Terri studied the victim’s position and turned to the photographer. “Can you get a shot of the vic from both east and west? Full-body shots. Pictures of the street too-and the crowd.” She turned to survey them, the outer fringes already breaking down, people returning to the comfort of their homes, which surprised her. Most people did not leave until the body had been bagged and taken away, the best part of the show. She figured things weren’t moving fast enough for them, no close-ups, no snappy dialogue. She signaled to Dugan.

“Who’s doing the canvass?”

“Detectives from the Twenty-third,” he said. “It’s their beat, remember?”

“And part of our investigation,” said Terri. “Take a uniform and start on the north side of the block.” She gestured to her other men. “O’Connell, you and Perez can work the south.”

“People up here don’t like being awakened in the middle of the night,” said Perez.

“Like I give a shit?” Terri sighed. “Look, guys, I know it’s late. I’d like to be home in bed as much as you. Tell you what, finish up here, meet me at the station, and I’ll treat you to breakfast.”

“As long as it’s a real one,” said O’Connell. “None of that Egg McMuffin crap.”

“You got it.” Terri watched them walk away. Maybe they wouldn’t be calling her bitch behind her back, which she knew they’d been doing her first few months on the job. She wondered where Denton was. Off screwing one of his interns, her best guess. He’d be pissed that he had missed a photo op. The press had just arrived, TV reporters hooking up mikes, film crews angling for shots as CS finished up and EMT finally bagged the body.

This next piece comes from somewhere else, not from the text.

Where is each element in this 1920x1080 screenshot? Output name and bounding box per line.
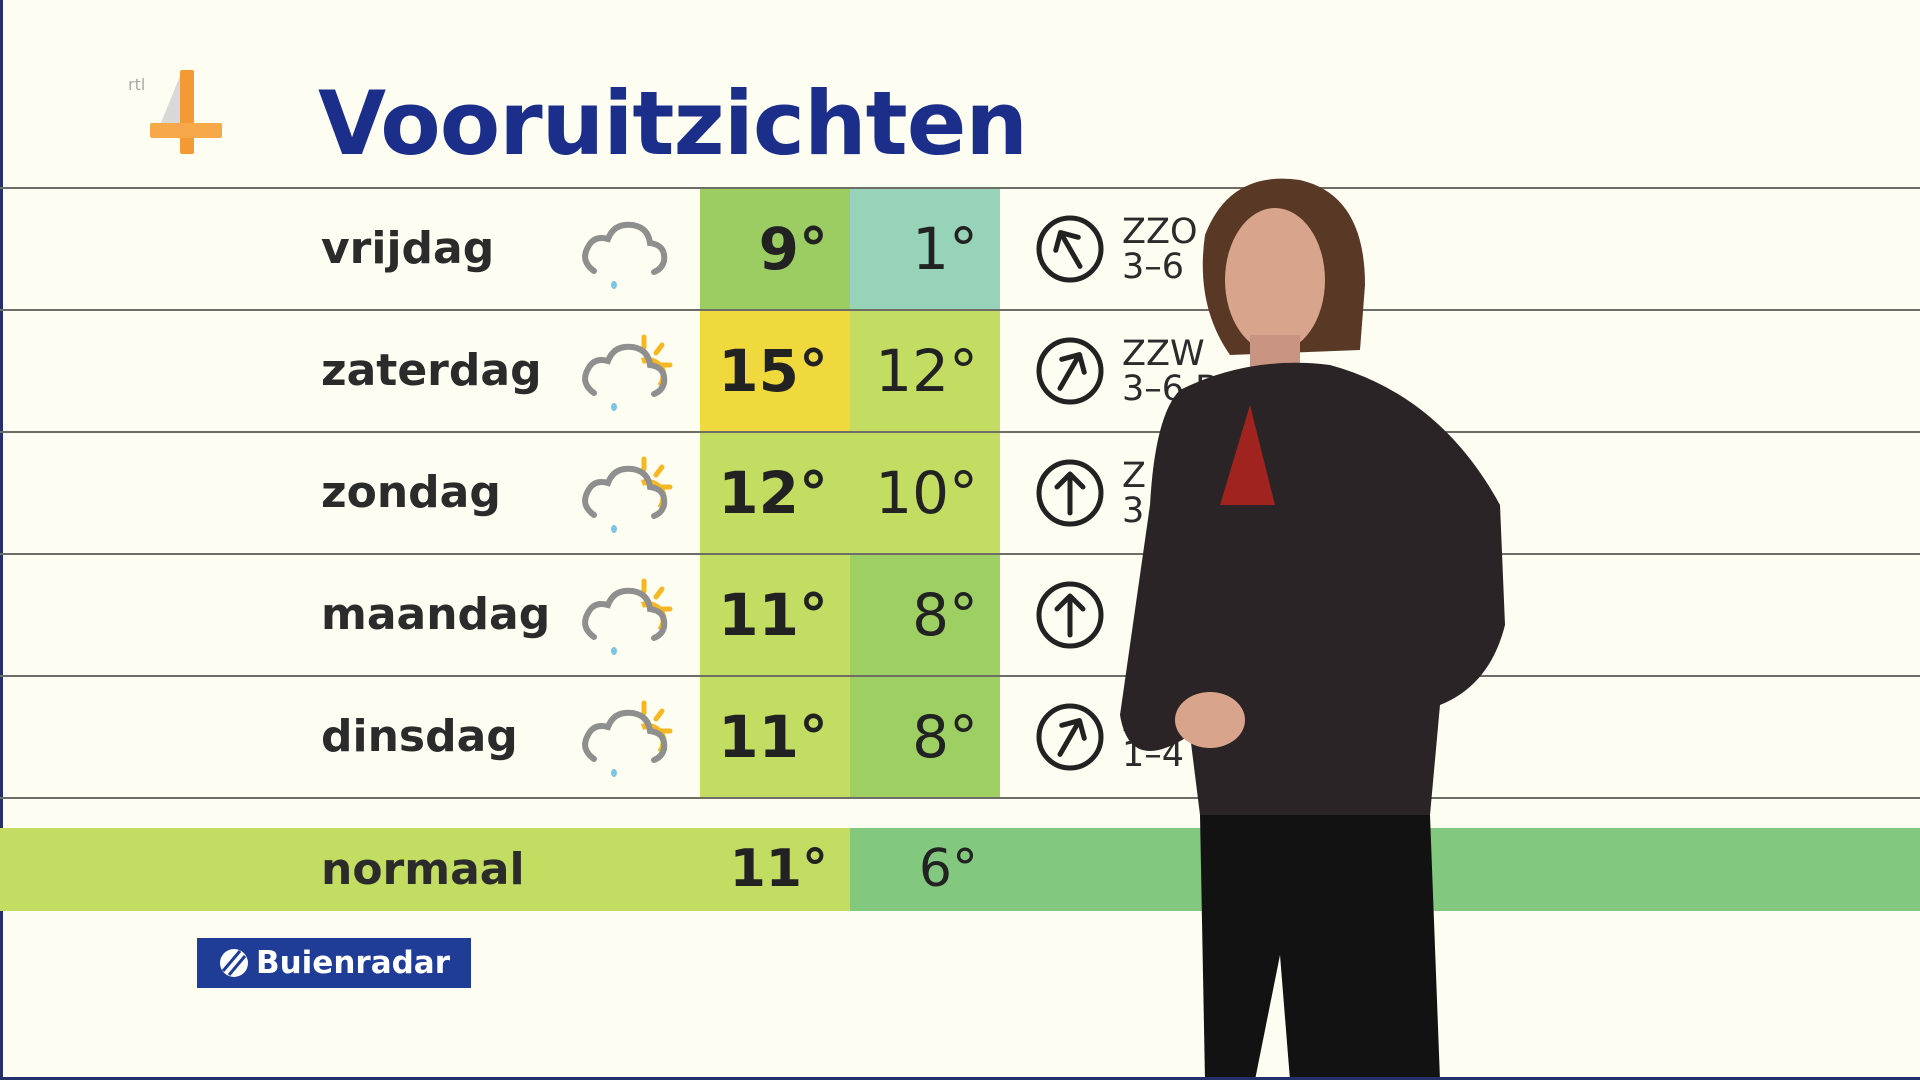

She glanced over at the man who had discovered the body, a young guy who had been to a bachelor party, reeling a bit as if his feet were glued to the ground and his body tugged by opposing magnets. He hadn’t seen anyone, just the body. He’d probably tripped over it.

One decent witness, was that too much to ask? Someone who had seen something, who could sit down with Rodriguez and let him do his transference thing, his magic.

Terri’s adrenaline was starting to ebb, replaced by an empty sinking feeling.

Hell, it would have to be real magic if they did not have a witness. After all, Rodriguez could not make up a face from thin air.